When I’ve missed out on some activity in the past, even if it was semi-health related, there was always a combined “failsafe” for my mental side that the reasons were either at least partly choice (I was choosing for mental health reasons, for example, knowing I COULD do it but it was a bad idea to push myself that way right then) or temporary (my knee was sore from something else, or my back was out and needed chiro), and often a result of having done something else earlier in the week.
This time? It’s not temporary, it’s not choice, and it’s not a result of some trade-off of another activity earlier in the week. Just as with my stupid decision last summer to jump off a dock and almost permanently injure my calves and knees, there’s a degree of disability here that prevents me from doing what I want to do. I really wanted to try the kick-sled. Ironically, I didn’t even have to address the question if I was too heavy for it or might damage it, because it wasn’t even an option to consider, not while protecting my leg from future damage.
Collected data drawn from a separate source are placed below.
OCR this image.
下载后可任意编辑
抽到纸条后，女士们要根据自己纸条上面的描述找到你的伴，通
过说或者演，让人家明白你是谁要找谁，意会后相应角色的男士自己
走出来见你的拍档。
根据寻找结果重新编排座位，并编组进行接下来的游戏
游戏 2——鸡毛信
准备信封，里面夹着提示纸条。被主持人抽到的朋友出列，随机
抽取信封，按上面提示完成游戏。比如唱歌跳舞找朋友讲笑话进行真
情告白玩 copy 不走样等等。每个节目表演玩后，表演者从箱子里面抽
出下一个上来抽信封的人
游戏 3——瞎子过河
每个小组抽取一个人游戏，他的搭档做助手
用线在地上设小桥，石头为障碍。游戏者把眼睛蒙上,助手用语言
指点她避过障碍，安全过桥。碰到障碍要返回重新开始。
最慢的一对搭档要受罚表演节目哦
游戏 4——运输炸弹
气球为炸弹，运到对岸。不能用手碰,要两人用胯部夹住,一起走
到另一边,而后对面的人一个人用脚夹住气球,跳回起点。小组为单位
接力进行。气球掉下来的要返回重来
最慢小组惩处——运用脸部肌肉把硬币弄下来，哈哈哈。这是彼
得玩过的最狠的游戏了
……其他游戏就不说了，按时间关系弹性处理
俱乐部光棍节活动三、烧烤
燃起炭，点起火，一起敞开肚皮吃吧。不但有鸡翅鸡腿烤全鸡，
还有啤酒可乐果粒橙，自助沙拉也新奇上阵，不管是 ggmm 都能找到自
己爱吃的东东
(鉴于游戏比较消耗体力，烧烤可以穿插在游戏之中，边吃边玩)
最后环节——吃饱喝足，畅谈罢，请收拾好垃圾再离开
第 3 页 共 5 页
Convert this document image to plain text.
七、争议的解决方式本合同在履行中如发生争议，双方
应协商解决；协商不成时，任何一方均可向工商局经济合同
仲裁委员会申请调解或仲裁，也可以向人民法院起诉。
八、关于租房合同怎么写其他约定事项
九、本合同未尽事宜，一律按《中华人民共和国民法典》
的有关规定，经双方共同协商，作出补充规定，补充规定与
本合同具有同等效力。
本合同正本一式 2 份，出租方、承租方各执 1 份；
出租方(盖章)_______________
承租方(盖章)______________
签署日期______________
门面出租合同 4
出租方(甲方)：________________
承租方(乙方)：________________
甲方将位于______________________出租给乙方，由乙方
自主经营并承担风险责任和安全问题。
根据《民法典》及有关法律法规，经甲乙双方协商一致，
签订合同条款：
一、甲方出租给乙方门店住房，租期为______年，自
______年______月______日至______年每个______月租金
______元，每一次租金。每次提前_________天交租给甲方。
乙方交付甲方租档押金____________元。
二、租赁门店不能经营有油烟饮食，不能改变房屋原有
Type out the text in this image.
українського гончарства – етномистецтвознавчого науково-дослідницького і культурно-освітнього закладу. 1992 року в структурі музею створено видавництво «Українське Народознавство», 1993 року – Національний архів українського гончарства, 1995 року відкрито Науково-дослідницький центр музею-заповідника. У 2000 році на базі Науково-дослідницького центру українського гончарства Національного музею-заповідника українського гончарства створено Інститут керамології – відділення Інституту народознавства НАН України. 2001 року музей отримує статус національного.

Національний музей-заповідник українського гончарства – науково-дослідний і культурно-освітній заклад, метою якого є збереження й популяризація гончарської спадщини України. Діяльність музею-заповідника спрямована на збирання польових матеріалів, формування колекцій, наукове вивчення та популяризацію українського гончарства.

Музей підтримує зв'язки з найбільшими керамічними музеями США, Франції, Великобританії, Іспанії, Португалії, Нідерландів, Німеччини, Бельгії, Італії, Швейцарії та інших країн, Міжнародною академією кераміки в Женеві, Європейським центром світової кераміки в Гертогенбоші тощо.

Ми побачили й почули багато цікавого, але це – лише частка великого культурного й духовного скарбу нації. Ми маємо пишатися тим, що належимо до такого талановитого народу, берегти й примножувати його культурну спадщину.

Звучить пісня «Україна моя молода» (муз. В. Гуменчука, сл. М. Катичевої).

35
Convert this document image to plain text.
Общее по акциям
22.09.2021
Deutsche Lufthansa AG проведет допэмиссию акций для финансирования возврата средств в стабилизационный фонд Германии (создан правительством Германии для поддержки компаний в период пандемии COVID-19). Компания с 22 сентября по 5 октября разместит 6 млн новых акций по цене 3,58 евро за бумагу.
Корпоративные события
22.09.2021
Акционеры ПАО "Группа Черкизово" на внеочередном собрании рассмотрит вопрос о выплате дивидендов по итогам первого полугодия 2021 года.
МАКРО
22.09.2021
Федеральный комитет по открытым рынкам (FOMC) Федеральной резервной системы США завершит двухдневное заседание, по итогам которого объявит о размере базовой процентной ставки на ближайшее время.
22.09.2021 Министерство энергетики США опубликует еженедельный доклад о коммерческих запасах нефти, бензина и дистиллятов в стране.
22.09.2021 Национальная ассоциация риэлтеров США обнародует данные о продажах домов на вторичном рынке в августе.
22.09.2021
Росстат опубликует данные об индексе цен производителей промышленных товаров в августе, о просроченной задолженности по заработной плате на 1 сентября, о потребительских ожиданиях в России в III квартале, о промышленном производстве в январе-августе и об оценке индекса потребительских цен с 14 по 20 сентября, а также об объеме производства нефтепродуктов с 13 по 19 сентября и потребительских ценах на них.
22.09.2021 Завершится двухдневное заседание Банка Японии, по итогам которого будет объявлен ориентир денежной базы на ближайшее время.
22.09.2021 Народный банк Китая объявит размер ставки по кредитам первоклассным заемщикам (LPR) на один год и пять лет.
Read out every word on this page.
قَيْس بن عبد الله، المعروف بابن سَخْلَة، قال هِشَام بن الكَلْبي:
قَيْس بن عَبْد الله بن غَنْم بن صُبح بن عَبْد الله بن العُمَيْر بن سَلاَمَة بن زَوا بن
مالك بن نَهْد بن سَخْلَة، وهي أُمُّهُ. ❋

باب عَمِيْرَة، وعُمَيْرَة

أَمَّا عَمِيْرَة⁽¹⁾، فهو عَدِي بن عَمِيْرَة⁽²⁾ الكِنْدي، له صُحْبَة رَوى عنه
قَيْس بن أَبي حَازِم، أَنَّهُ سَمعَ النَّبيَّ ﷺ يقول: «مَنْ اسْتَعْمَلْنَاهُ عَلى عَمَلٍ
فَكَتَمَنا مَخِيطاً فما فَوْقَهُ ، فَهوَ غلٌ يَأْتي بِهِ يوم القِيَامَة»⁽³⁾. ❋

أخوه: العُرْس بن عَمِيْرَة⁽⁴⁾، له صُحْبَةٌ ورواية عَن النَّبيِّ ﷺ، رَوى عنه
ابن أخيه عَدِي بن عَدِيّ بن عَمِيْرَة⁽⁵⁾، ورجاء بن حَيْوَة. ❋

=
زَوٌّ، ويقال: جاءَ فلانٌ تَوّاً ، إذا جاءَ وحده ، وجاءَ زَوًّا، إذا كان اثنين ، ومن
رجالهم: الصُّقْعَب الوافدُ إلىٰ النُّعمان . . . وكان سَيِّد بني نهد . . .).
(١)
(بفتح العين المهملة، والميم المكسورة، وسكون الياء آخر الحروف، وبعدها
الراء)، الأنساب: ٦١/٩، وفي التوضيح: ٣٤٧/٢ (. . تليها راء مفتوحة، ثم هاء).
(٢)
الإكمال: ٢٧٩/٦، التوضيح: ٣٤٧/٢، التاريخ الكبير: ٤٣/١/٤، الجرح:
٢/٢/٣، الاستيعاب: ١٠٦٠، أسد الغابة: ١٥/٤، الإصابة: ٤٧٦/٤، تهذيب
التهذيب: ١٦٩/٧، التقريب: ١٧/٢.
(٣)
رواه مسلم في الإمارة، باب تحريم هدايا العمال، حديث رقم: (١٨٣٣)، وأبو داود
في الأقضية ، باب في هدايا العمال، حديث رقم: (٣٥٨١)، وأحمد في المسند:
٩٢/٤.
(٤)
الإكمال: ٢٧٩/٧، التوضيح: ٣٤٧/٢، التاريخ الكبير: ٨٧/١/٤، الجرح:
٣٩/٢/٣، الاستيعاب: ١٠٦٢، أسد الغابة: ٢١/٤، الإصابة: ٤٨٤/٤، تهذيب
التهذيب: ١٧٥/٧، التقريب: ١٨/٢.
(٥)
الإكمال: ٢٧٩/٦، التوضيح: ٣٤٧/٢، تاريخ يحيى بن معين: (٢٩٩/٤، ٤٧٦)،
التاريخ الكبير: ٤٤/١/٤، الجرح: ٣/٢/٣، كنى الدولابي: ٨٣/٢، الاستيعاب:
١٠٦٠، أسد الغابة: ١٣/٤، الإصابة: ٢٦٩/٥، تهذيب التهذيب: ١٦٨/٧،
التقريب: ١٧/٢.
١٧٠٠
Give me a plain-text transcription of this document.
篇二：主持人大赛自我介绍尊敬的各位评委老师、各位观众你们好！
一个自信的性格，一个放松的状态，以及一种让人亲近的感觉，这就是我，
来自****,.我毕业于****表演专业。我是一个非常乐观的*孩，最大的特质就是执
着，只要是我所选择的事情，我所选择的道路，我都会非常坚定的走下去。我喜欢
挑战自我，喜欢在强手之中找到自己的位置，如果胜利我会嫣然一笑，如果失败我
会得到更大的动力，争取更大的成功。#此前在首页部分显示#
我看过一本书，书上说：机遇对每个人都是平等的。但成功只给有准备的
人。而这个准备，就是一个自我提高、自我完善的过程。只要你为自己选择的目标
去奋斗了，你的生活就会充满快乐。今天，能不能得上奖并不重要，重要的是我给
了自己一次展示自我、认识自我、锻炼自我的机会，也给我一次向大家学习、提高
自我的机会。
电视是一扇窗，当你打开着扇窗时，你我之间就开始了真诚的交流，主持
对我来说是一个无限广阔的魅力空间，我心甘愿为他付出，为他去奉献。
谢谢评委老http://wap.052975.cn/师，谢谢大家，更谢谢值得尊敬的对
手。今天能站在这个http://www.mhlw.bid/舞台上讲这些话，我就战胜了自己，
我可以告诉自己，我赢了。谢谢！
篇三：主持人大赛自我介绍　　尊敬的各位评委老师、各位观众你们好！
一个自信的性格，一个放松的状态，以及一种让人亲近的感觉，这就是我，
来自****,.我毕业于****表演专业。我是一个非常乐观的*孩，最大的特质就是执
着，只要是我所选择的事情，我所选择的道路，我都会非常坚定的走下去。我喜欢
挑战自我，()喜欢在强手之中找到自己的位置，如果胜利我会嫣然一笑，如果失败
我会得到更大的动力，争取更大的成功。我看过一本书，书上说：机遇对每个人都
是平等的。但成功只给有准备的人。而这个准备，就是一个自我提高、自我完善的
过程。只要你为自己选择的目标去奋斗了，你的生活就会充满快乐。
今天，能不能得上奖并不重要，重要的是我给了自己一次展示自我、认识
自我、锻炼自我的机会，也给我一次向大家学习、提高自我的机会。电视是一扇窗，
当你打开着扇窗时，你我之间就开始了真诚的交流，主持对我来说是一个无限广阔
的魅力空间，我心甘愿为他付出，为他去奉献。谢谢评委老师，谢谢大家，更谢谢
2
I’d like to think that I’ve worked too hard already, although that wording doesn’t feel right. It’s not hard work, it is just time and energy devoted to having my legs wrapped and then sitting. So it is more like I’ve invested too much time in the current healing process to risk a new injury that will set me back.
What will I think a month from now? Will I have some basic compression socks that look okay and I’ll think it’s no big deal? Will I adjust to it like my CPAP machine where I was thinking, “Okay, for the rest of my life, this is my nighttime”? But I know it helps, so I use it every night, no big deal. I’m better with it than without, most of the time. I do, still, occasionally sleep downstairs or take a nap without it. In the right position, I can sleep just fine without it, albeit not sustainably. So I take a break. But if I go to the cottage even for a weekend? I take the machine. I know I’ll sleep like crap without it in another bed. I do the work because the benefits are immediate and I can see them.
Will the benefits of compression socks motivate me somehow? Will I embrace it the same way? Or perhaps it is something that I’ll simply tolerate because I have no choice. Time will tell.
In the meantime, I’m down to one leg wrapped and I can take the sock off my left leg tonight. Progress of a sort.